Embankment dams and levees constructed from soil are critical public infrastructure for flood prevention, water storage and hydroelectric power generation. Internal erosion, also known as piping, is one of the main causes of dam and levee embankment breach during floods. It occurs when soil particles are washed out of an embankment by water seepage, eroding material from within until the embankment collapses.

This presentation will consider recent work to improve our understanding of suffusion, one of the major forms of internal erosion. Suffusion involves the preferential erosion of finer grains in gap–graded or broadly-graded soils. Two conditions for suffusion are that (i) fine particles must be under low stress so that they can be easily eroded by seepage (ii) the fines must be small enough to pass through the pore throats between larger particles.

Schematic diagram of prerequisites of suffusion Image of virtual soil sample used in DEM simulations

The presentation will explore each of these conditions from a grain-scale perspective.

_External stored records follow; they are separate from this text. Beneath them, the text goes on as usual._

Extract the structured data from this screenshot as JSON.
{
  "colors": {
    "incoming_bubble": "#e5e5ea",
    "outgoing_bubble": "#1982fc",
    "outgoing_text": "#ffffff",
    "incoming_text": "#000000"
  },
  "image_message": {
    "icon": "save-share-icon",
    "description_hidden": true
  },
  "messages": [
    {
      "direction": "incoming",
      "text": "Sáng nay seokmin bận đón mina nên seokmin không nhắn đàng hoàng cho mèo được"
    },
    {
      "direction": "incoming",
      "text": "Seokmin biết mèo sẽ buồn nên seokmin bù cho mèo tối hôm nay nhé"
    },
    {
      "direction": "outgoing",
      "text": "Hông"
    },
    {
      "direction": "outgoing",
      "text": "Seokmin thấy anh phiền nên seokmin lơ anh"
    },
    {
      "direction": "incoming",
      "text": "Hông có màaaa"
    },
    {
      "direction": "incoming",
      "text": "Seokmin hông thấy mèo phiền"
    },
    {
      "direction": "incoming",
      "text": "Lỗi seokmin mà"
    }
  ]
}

Firstly, links between empirically-based rules used to assess suffusion and the nature of stress transmission between particles in a gap-graded soil are investigated using discrete element modelling (DEM), a grain scale technique used to study the fundamental mechanisms of suffusion.

Secondly, approaches used to measure pore throats in filters and the link between the filter particle size distribution and the throat diameters are considered. Insights from these measurements will be compared to filter rules used in practice, from Terzaghi’s original filter rule to semi-empirical approaches developed in recent years.

About the speaker

Dr. Tom Shire School of Engineering, University of Glasgow

Tom Shire is a Lecturer in Geotechnical Engineering at the University of Glasgow and a UK Chartered Civil Engineer. He has been a Research Associate in the Geotechnics section at Imperial College London for around 2 years and a Phd Graduate of Imperial College focusing on discrete element modelling (DEM) of granular filters for embankment dams and other geotechnical structures. He has been awarded the Unwin Prize for the best PhD in the Department of Civil and Environmental Engineering at Imperial. Thomas’s research interests are in geotechnical engineering including embankment dams and unsaturated soils, and granular materials in general. Thomas has experience using discrete element modelling (DEM) with high performance computing (HPC) and coupled DEM-computational fluid dynamics (DEM-CFD). He has applied these tools to topics including the internal erosion of dams and levees and other areas dealing with erosion including sand-washing in hydrocarbon recovery. He is a member of the Glasgow Computational Engineering Centre and the recipient of The Melbourne University 2019 International Visiting Fellowship award.